We can then set up our first AlphaFold run. First, create the output directory (here called "myrun) inside your alphafold_runs folder
mkdir /data/username/alphafold_runs/myrun
then prepare your fasta file in your user directory.
Then execute alphafold. For multimers:
python docker/run_docker.py --fasta_paths=/path/to/my/fasta/myfasta.fasta --output_dir=/path/to/myrun --model_preset=multimer --max_template_date=2022-11-01 --data_dir=/data/software/dbs/ --gpu_devices=0 --num_predictions_per_model=2 --run_relax=False
For monomers
python docker/run_docker.py --fasta_paths=/path/to/my/fasta/myfasta.fasta --output_dir=/path/to/myrun --model_preset=monomer_ptm --max_template_date=2022-11-01 --data_dir=/data/software/dbs/ --gpu_devices=0 --run_relax=False
As explained in the help, run_relax enables final relaxation. This adjusts some side chain positions and fixes some steric clashes. it can add a lot of hours to your predictions, and i would disable it unless you plan to run something "final"

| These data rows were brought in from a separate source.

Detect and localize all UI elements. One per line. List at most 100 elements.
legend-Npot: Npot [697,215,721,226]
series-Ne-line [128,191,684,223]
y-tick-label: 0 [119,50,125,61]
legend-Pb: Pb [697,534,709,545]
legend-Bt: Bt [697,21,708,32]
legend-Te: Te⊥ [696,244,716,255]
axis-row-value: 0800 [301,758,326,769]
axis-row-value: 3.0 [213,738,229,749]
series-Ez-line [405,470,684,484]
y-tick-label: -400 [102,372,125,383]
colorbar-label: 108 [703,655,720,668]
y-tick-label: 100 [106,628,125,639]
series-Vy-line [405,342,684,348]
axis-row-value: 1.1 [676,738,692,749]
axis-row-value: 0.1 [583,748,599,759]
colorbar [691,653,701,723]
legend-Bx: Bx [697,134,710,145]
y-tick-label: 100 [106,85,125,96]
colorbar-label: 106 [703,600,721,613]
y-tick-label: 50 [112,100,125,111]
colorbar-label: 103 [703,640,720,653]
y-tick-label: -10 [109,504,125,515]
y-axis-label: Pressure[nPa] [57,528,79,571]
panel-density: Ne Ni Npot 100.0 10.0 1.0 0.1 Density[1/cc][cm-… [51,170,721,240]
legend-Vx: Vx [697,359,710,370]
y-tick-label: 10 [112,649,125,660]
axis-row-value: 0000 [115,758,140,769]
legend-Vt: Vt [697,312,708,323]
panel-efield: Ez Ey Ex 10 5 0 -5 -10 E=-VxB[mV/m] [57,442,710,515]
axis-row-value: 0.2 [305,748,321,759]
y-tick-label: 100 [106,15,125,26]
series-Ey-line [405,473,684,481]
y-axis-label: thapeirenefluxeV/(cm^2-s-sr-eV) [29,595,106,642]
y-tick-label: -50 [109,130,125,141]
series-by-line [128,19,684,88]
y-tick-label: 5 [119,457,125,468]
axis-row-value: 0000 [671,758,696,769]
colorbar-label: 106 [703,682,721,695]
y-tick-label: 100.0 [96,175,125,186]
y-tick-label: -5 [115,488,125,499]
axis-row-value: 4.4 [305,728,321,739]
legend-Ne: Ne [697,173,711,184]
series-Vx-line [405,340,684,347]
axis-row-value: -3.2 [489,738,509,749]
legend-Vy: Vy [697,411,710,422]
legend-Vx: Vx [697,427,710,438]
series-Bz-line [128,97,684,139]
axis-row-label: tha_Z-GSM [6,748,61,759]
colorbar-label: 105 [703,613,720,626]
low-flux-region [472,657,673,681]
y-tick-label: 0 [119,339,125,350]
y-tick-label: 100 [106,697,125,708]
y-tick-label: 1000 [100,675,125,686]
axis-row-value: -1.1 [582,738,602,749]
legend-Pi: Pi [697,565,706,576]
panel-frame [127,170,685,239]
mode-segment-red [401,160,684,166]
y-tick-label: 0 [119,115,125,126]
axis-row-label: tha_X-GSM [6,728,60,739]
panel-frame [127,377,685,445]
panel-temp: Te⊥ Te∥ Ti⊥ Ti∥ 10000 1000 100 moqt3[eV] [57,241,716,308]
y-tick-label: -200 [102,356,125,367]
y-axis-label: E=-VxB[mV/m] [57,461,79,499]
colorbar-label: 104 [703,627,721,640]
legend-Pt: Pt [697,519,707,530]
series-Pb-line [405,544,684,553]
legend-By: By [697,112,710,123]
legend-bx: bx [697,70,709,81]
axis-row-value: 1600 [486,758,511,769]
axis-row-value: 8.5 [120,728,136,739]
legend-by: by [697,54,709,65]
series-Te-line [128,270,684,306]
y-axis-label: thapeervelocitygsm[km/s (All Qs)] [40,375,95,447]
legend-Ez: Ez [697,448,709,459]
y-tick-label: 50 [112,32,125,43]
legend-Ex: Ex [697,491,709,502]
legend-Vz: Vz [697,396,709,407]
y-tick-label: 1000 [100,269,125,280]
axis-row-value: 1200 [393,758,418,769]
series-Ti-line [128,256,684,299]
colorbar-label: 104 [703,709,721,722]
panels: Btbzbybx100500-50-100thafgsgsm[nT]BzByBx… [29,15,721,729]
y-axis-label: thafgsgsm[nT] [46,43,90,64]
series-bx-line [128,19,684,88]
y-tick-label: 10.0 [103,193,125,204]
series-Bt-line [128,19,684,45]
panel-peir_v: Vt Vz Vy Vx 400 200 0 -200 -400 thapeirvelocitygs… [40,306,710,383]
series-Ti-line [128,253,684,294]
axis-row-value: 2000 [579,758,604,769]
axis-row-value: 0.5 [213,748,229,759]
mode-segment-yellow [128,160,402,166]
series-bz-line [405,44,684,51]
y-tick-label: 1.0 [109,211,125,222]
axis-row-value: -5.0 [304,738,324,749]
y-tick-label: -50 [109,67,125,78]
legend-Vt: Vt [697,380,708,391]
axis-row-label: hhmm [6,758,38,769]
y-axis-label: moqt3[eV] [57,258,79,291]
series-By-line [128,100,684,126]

The number in gpu_devices refers to a specific gpu. Use gpu_devices=0,1 for example to use both gpu 0 and gpu 1.
Adjust templating behaviour by changing max_template date.
In /data/software there is also a set of scripts to plot and analyse the alphafold run called AlphaFold-analysis. The usage instructions for that are here. You may need to install biopython by doing
conda install -c conda-forge biopython
in your alphafold anaconda environment. Once you put your .fasta file in your results directory, you can run the analysis by doing
python plot_AF_all.py
and you'll obtain a file with statistics, and plots for PAE and pLDDT. You can also make figures of the structure colored by pLDDT as described in the alphafold analysis instructions.